The design team started June full speed ahead, hosting a volunteer construction weekend, finally breaking ground on the bunkhouse’s much-needed porch renovation. Volunteers of every background joined us on site at Hill Holt Wood for an educational experiment with natural materials. The weekend included hempcrete construction, lime rendering, a strawbale tutorial and a Worm Farm Fat Trap.

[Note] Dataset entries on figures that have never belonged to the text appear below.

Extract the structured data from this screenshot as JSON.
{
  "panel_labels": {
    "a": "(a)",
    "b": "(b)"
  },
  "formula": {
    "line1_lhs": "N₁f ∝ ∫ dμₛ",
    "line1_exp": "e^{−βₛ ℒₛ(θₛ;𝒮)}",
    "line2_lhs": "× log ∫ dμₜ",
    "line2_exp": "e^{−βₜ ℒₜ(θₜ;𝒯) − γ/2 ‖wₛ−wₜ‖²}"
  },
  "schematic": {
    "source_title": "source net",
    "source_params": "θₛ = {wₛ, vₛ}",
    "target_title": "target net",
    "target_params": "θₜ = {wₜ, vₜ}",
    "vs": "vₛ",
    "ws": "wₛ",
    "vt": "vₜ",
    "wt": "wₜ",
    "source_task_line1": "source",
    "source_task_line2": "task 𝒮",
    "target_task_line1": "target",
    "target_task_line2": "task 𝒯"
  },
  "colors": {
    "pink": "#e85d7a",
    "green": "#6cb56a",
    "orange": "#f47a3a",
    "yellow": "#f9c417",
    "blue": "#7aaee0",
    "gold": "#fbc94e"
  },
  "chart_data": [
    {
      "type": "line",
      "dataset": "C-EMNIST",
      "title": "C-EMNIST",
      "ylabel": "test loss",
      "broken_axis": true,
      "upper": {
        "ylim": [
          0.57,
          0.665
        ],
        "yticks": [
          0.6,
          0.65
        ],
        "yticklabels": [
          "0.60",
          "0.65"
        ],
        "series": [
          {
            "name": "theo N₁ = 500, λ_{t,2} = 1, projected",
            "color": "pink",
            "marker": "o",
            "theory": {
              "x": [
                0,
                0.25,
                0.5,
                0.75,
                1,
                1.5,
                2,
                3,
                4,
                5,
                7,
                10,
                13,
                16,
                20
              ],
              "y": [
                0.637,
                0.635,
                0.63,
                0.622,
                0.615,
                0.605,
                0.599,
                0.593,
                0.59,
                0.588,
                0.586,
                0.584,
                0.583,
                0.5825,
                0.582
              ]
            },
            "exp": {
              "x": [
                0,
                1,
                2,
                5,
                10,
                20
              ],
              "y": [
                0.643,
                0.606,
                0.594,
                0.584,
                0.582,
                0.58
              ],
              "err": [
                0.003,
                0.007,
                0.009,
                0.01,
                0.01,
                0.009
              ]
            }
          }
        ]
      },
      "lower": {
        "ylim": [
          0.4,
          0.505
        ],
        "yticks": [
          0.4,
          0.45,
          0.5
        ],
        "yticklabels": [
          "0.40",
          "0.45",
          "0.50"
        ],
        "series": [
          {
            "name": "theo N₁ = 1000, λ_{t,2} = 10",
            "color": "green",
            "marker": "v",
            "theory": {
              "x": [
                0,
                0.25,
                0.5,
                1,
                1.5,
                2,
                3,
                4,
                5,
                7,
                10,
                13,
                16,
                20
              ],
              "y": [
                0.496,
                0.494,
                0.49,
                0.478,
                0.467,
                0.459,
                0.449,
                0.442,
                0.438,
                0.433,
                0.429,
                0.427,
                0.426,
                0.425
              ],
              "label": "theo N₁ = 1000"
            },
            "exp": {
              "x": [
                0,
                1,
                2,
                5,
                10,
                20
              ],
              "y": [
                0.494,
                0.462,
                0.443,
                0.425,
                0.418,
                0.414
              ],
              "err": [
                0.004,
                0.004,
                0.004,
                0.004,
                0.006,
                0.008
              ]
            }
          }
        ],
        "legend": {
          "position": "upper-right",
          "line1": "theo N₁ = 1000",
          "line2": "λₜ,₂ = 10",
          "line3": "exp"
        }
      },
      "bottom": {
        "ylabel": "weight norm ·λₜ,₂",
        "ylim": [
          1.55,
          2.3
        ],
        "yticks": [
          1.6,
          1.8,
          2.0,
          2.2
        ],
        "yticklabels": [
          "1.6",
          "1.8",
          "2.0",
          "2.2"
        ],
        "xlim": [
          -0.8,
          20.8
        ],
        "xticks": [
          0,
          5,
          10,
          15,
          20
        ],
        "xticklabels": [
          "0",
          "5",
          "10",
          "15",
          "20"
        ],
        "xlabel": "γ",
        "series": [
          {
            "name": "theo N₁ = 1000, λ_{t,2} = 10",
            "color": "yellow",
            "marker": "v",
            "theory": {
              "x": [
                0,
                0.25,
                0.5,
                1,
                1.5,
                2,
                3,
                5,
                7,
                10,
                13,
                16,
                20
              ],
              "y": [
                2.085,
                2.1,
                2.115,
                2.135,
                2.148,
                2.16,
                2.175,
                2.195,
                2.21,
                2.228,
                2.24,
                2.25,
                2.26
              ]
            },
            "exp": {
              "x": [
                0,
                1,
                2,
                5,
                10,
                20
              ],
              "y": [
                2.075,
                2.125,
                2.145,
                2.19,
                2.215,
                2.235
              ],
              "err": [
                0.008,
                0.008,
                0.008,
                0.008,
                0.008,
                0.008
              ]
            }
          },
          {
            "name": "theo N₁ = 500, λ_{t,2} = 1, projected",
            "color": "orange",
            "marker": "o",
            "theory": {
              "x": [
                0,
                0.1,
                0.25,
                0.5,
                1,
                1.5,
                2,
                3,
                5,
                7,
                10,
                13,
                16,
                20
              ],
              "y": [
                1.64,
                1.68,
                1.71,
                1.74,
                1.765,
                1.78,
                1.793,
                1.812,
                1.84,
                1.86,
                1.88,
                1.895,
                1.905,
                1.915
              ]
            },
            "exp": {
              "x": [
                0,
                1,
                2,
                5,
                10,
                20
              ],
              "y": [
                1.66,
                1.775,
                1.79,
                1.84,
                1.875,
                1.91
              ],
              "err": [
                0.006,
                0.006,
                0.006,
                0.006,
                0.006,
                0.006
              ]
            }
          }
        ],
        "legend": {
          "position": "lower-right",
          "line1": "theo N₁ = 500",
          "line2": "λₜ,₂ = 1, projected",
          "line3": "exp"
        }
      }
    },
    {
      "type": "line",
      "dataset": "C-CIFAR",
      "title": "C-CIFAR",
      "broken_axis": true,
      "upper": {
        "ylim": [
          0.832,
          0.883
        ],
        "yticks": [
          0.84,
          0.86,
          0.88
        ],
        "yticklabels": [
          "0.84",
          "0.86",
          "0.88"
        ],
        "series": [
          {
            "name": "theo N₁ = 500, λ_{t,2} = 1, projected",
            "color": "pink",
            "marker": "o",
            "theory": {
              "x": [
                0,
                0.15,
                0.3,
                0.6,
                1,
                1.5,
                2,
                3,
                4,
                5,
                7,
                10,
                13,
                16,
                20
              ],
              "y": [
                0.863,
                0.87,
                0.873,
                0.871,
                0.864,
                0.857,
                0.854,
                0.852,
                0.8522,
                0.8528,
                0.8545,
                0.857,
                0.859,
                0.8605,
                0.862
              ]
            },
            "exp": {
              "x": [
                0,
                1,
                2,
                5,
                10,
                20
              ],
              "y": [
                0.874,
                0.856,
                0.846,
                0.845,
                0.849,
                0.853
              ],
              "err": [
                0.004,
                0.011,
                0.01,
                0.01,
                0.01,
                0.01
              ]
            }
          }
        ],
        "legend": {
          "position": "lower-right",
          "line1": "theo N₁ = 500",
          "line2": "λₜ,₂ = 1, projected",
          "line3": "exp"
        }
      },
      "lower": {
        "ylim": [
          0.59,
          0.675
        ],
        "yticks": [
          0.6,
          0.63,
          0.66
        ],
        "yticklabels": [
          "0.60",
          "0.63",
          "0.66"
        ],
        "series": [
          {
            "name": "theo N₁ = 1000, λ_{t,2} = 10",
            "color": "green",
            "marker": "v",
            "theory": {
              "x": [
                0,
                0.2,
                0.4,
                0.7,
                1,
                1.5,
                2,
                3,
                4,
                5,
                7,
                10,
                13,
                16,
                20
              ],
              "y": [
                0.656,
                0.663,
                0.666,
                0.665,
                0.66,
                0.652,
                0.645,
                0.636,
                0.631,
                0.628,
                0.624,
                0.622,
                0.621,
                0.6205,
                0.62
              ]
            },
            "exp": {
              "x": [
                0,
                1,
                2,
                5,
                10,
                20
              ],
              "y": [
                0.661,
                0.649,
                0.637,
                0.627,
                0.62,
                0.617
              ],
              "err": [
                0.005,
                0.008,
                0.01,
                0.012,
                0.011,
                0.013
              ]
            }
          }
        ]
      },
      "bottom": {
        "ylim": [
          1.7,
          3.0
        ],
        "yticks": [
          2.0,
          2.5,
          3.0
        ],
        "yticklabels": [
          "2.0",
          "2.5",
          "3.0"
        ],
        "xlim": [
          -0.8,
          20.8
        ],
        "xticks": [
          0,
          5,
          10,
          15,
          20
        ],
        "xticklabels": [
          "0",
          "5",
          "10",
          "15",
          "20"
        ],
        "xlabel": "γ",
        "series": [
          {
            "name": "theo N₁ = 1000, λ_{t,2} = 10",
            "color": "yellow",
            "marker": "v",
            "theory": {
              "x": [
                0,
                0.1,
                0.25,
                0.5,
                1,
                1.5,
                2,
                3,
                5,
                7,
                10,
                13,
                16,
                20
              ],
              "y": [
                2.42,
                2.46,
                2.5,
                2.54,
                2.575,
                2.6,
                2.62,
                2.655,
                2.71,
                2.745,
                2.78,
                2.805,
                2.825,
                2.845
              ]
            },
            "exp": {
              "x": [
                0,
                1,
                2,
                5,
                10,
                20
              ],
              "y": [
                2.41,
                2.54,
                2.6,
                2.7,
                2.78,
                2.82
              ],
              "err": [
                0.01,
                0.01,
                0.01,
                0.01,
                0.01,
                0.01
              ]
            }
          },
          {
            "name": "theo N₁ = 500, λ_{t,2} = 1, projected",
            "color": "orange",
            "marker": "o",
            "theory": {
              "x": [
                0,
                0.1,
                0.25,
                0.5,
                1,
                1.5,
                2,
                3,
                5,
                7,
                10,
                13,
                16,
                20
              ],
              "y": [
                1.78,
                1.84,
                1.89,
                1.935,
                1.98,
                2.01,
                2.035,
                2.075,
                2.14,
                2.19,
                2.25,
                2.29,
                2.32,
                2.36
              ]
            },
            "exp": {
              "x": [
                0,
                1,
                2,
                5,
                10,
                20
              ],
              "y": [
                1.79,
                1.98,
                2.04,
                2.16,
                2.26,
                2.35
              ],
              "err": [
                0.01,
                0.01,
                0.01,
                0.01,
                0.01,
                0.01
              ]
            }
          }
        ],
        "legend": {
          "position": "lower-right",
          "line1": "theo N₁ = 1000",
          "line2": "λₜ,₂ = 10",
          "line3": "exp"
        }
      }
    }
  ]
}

The first of our guests joined us on Friday night, setting up their tents in the Roman Villa. The design team later added their own tents to the pack after seeking refuge from the angry family of bees that were found to be taking residence in the insulation of the porch ceiling during a last-minute stripping of the porch. After a short phone call with our Head of Operations, and resident beekeeper, Oliver we were able to sleep easy knowing that help was coming in the morning.

 

The following morning we were joined by a bus load of architecture students from Sheffield University, as well as many others both local and distant, all looking to gain some hands-on experience and learn about alternative natural materials. Following a short tour of the site and a brief demonstration on luring bees away from their hive, work began on the overdue bunkhouse renovation.

 

The porch of the Bunkhouse bridges the gap between the timber-framed sleeping quarters and the strawbale living unit. The current lightweight construction of the porch means that a lot of heat is lost between the living and sleeping quarters. We intend to create a thermal seal between the two spaces using hempcrete construction (reknown for its insulative and healthy building qualities) and therefore use the heat of the AGA in the living unit throughout the entire building. On the first day, the team of volunteers managed to clear the existing envelope, cut and drill rafters between the floor joists, and cast the entire floor of the porch in hempcrete. The floor will be left to dry for the next few weeks (a bonus of summer construction is being able to leave the windows open for extended periods of time!) Once the floor has set we will place timber boards on top (grown and milled on site).

 

The Bunkhouse kitchen was constructed during the design team's early years. Although the team faced some issues with construction, it still stands today as the design team's living quarters. The straw bale walls were given a few layers of lime render, but a finishing coat was never added. With the render cracking, this weekend seemed like a good opportunity to finally finish the job. The volunteers worked incredibly hard to smooth out all the nobbles and cracks in the exterior to create as smooth a finish as possible. Once the render dries, it will be finished with a white lime wash.

 

The site tour featured many of the resident straw bale buildings, which led to an impromptu demonstration on the fundamentals of straw bale construction. Using a small rectangular form, volunteers quickly assembled the walls and tested its ability to hold a reciprocal framed roof.

 

Something overlooked by the bunkhouse in previous years was a fat trap leading from our kitchen drainage. The pipe had recently been blocked by the fat and so was no longer reaching the soakaway a few meters from the building. With the help of the volunteers, Chris managed to assemble a composting Worm Farm Fat Trap*, to filter the fat from our drainage before it reaches the soakaway - a far more sustainable method of drainage!

 

*The composition of the Worm Farm Fat Trap is as follows from bottom to top: pea gravel, sand, straw, soil. The soil layer catches the fat and the water filters through the other layers before reaching the soakaway. The worms live in the soil level and work as an accelerator, eating the fat that accumulates. 

 

Overall, the weekend was a huge success and we were pleasantly surprised by the volunteers' enthusiasm and hardwork. As always, there is plenty of work that needs completing on the bunkhouse, but we thank everyone who helped out for helping us taking that step towards completion. We look forward to welcoming enthusiastic and eco-minded individuals to come build, experiment, learn and laugh with us again soon!